Robert H. Bates is the Eaton Professor of the Science of Government at Harvard University. His research focuses on the political economy of development, particularly in Africa, and on violence and state failure. Mr. Bates has conducted field work in Zambia, Sudan, Uganda, Kenya, Colombia, and Brazil. Before coming to Harvard, he held faculty appointments at the California Institute of Technology and Duke University and was a researcher at the Institute of Development Studies at the University of Nairobi; the Institute for Social Research at the University of Zambia; and Fedesarrollo in Bogota, Colombia. Mr. Bates currently serves as a researcher and resource person with the Africa Economic Research Consortium in Nairobi; a member of the U.S. government–sponsored Political Instability Task Force; and a professeur associé at the University of Toulouse’s School of Economics, where he has taught since 2000.

Nancy Birdsall is the founding president of the Center for Global Development. Prior to launching the center, Ms. Birdsall served for three years as senior associate and director of the Economic Reform Project at the Carnegie Endowment for International Peace. Her work at Carnegie focused on issues of globalization and inequality, as well as on the reform of the international financial institutions. From 1993 to 1998, she was executive vice president of the Inter-American Development Bank, the largest of the regional development banks, where she oversaw a $30 billion public and private loan portfolio. Prior to this, she spent fourteen years in research, policy, and management positions at the World Bank, most recently as director of the policy research department. Ms. Birdsall is the author, coauthor, or editor of more than a dozen books and monographs. She has also written more than seventy-five articles for books and scholarly journals published in English and Spanish.

Deborah Bräutigam is an associate professor of international development at American University, where she is also an adviser for concentrations in development policy and in governance and democracy. Ms. Bräutigam has also held faculty appointments at Columbia University in New York and Silpakorn University in Thailand and has been a visiting fellow at the University of Liberia in Monrovia; the University of Mauritius; Fourah Bay College in Sierra Leone; and the Christian Michelsen Institute in Bergen, Norway. She has served as a consultant for the United Nations, the World Bank, and the U.S. Agency for International Development in Cambodia, Sri Lanka, Egypt, and various sub-Saharan African countries. Ms. Bräutigam is currently working on a book about small states and globalization, with Mauritius as the central case, and a book on China’s “new” aid program in Africa, and she is coediting a volume on China and Africa.

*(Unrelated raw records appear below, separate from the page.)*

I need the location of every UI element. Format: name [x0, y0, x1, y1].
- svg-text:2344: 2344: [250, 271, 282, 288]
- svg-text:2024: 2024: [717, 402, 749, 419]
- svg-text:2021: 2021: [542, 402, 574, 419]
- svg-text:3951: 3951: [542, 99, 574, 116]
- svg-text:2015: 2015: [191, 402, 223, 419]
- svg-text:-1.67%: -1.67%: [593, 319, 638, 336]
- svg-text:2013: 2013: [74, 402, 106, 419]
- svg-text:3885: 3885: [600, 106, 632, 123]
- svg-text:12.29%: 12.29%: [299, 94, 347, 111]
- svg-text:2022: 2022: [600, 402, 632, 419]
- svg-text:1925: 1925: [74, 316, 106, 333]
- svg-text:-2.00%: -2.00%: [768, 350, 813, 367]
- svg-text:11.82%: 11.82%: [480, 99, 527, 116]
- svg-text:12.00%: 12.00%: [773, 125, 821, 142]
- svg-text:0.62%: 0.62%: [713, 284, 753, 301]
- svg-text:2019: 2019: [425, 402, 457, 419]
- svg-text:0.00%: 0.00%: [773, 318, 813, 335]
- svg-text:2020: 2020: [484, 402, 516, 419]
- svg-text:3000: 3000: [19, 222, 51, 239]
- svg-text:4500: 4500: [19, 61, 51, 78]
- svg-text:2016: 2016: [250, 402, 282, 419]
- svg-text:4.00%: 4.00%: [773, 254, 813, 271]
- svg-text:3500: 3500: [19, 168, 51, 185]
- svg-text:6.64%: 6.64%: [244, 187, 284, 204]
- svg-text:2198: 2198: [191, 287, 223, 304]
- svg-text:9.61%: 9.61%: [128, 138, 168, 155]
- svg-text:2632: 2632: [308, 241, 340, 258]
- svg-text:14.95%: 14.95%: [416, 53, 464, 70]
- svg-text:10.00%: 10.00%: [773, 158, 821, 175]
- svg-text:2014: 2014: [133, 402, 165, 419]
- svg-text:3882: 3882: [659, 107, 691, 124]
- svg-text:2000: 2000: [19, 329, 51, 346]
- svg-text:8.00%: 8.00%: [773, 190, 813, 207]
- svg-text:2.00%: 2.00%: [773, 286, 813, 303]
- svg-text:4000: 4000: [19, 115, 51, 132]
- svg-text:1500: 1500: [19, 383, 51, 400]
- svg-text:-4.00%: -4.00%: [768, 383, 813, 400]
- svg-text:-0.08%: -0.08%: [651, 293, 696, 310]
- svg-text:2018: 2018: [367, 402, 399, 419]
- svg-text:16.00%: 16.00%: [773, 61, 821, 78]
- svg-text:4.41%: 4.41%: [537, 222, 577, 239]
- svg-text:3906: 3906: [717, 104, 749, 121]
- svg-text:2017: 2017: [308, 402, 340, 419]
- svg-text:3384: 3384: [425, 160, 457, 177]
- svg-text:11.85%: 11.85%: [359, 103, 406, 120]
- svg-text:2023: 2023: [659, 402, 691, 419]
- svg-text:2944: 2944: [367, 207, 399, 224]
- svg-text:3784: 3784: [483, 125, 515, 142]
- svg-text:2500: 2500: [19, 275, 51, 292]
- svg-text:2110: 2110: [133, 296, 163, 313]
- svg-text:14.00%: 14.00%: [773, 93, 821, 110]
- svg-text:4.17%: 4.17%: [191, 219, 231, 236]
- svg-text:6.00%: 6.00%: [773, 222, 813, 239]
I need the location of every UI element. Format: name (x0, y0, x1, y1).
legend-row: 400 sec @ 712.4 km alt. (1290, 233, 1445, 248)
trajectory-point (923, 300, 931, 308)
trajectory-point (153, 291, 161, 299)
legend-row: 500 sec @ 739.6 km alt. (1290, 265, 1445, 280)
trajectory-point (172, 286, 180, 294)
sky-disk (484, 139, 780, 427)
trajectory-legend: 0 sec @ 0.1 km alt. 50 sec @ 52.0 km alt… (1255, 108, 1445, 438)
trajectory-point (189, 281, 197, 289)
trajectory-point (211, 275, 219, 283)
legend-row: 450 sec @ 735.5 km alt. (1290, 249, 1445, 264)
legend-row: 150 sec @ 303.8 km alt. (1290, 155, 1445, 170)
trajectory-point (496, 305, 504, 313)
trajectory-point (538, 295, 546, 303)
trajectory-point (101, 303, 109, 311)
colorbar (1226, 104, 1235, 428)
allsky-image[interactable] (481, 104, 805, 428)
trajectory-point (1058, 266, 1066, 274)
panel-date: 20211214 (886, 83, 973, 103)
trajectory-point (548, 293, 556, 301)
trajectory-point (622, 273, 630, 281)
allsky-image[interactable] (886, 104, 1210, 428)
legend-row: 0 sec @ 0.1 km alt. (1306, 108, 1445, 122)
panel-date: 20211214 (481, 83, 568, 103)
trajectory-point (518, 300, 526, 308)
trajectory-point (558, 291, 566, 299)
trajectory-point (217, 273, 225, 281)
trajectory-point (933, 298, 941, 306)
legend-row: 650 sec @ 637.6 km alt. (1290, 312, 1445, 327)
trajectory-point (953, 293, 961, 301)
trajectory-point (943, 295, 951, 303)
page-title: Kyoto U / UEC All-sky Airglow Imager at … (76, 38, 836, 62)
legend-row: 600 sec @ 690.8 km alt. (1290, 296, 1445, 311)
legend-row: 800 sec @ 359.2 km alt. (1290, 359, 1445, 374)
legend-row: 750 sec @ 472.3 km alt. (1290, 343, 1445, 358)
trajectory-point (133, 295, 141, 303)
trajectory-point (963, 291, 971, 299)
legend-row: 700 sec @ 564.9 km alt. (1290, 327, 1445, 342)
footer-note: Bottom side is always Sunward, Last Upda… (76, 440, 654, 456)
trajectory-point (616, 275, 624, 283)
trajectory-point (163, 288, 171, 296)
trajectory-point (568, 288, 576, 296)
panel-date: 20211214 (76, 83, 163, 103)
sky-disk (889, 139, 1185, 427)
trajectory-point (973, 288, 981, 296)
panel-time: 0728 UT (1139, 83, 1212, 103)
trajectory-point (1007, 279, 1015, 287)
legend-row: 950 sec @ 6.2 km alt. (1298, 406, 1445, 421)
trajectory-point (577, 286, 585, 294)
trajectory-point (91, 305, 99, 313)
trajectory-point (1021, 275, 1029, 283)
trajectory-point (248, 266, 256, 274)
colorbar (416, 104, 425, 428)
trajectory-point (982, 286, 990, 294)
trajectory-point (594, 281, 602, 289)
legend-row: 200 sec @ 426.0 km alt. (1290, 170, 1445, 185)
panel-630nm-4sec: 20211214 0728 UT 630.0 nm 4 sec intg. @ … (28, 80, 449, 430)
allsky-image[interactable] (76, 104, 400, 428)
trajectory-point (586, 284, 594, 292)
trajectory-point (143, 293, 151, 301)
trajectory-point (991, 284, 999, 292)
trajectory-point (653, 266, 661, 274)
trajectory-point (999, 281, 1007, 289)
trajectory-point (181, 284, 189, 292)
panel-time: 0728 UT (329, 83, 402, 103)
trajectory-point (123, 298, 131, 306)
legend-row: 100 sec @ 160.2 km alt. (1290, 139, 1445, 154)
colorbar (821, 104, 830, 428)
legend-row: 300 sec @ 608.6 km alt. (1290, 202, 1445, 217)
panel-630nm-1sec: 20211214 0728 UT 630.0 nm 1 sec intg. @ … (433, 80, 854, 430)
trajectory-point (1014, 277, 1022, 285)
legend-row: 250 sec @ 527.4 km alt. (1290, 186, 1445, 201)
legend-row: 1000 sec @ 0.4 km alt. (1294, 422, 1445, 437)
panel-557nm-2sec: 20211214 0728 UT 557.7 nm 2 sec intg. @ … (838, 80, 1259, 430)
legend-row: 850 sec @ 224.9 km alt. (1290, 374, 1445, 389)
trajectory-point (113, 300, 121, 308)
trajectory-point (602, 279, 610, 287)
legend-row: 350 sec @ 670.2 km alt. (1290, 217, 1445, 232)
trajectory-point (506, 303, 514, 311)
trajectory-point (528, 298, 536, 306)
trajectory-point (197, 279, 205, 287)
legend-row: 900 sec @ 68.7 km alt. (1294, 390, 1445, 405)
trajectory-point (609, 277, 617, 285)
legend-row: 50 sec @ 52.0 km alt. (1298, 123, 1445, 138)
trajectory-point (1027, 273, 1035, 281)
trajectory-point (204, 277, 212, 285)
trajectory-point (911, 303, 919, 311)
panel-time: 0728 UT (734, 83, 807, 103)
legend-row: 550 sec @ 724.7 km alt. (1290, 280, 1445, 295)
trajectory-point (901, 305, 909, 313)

Mauro De Lorenzo is a resident fellow in foreign and defense policy studies at AEI, where he studies private sector–based approaches to development in post-conflict and post-socialist countries; Chinese investment and political influence outside the Pacific region, particularly in Africa; and democratic accountability in aid-receiving countries. In 2005, Mr. De Lorenzo worked as a consultant to Afghan construction companies in Kabul, and prior to that he was a research associate at both the American University in Cairo and the Makerere Institute of Social Research in Kampala, Uganda, focusing on refugee policy and the wars in the Democratic Republic of the Congo, Rwanda, and Burundi. In 2002, he researched and was associate producer of The Price of Aid, a BBC documentary about U.S. food aid to Africa.

Mick Moore is a professorial fellow at the Institute of Development Studies at the University of Sussex. His research focuses on political authority and governance in developing countries, political and institutional aspects of economic policy and performance, and organizational theory and development administration. Prior to becoming a fellow at the institute, Mr. Moore was a visiting professor in the Department of Urban Studies and Planning at the Massachusetts Institute of Technology and a visiting research fellow at the Agrarian Research and Training Institute in Sri Lanka. He has conducted field work in Sri Lanka, Taiwan, South Korea, India, and Tunisia. He is the founder and director of the Centre for the Study of the Future State. Mr. Moore is also the author of two books and more than sixty journal articles.